CAPTAIN PERCY POOL HARRISON
SHERWOOD FORESTERS NOTTS AND DERBY REGIMENT
20TH OCTOBER 1917 AGE 23
BURIED: ST SEVER CEMETERY, ROUEN, FRANCE
Our image of an officer during the First World War can be so wrong. Percy Harrison was obviously an exceptionally able young man: he joined the army as a private in July 1915, was gazetted second lieutenant in the Sherwood Foresters in October 1915 and promoted captain in July 1917. But he did not come from the usual privileged background we associate with officers: his father was a stereotyper at a printing works in Derby and number 52 Dairy House Street was a red-brick terraced house in the Rose Hill district.

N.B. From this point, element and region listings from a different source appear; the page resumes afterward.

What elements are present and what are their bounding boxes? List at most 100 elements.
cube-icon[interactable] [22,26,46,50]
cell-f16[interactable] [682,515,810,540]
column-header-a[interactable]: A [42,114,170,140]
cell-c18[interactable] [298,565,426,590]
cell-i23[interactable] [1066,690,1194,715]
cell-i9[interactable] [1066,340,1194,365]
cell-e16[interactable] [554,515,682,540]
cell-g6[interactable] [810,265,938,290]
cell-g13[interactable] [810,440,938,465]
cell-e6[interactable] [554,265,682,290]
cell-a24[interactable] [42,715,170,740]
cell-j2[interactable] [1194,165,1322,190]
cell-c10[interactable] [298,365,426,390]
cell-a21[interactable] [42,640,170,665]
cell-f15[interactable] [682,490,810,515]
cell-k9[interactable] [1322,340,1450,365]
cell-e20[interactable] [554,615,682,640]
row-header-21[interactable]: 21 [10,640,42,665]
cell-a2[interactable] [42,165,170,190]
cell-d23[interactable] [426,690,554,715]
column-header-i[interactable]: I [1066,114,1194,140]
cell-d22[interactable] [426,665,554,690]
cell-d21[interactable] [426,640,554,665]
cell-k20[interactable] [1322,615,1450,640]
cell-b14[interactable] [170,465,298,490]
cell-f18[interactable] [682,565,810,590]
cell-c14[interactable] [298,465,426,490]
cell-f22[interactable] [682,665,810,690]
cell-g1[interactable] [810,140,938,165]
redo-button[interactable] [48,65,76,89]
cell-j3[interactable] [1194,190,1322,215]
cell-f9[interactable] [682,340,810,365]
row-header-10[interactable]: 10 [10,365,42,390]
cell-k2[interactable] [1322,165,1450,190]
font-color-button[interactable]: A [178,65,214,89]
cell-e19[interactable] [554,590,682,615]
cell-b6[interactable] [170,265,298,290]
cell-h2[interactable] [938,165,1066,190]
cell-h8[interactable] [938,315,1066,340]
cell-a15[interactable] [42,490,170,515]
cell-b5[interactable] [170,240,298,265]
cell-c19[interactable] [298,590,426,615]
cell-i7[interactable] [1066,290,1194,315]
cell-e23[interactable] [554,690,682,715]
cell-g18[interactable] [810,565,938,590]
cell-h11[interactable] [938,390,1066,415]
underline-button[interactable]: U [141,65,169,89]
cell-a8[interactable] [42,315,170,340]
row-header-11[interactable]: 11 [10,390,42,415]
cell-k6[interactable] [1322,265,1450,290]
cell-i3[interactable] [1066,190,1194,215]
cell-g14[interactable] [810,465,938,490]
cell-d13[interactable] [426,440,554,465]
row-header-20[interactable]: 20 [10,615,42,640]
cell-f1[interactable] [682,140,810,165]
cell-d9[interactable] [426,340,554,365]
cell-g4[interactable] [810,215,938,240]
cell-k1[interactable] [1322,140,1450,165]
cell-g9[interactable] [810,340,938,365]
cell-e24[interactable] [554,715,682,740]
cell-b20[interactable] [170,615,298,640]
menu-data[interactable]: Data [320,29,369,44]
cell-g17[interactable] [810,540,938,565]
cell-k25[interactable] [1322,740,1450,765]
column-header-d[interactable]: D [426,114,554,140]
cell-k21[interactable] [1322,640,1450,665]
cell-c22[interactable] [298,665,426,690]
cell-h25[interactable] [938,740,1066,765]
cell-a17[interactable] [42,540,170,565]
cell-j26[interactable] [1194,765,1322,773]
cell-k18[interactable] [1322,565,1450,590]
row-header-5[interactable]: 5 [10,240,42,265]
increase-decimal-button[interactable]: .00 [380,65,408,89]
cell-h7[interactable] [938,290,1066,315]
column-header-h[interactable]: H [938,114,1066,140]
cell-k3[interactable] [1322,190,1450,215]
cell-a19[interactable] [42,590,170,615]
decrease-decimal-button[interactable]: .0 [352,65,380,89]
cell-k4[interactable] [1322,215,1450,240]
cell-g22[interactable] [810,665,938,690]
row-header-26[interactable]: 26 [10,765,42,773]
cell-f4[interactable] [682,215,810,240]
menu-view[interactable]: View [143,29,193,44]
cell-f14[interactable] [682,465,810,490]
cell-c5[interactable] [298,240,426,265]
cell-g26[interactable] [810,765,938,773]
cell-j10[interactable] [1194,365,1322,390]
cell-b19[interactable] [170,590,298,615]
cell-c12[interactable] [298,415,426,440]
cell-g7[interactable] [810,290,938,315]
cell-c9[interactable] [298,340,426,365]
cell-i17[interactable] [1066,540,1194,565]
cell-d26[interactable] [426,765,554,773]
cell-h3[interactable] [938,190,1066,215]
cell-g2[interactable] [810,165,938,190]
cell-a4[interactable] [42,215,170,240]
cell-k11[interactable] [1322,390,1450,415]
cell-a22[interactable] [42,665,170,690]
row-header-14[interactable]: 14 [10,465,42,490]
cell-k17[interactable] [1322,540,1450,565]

Harrison served with the 2nd/5th Battalion the Sherwood Foresters. In April 1916 it was sent to Ireland to quell the rebellion and then in February 1917 to France. He was severely wounded, the report says "received multiple wounds", on 26 September 1917 in the Sherwood Forester's attack on Otto Farm during the early stages of the Battle of Polygon Wood. Harrison died three weeks later in No. 2 Red Cross Hospital, Rouen.
Percy Harrison's inscription is nothing more than factual but it speaks of a world of total loss for his parents.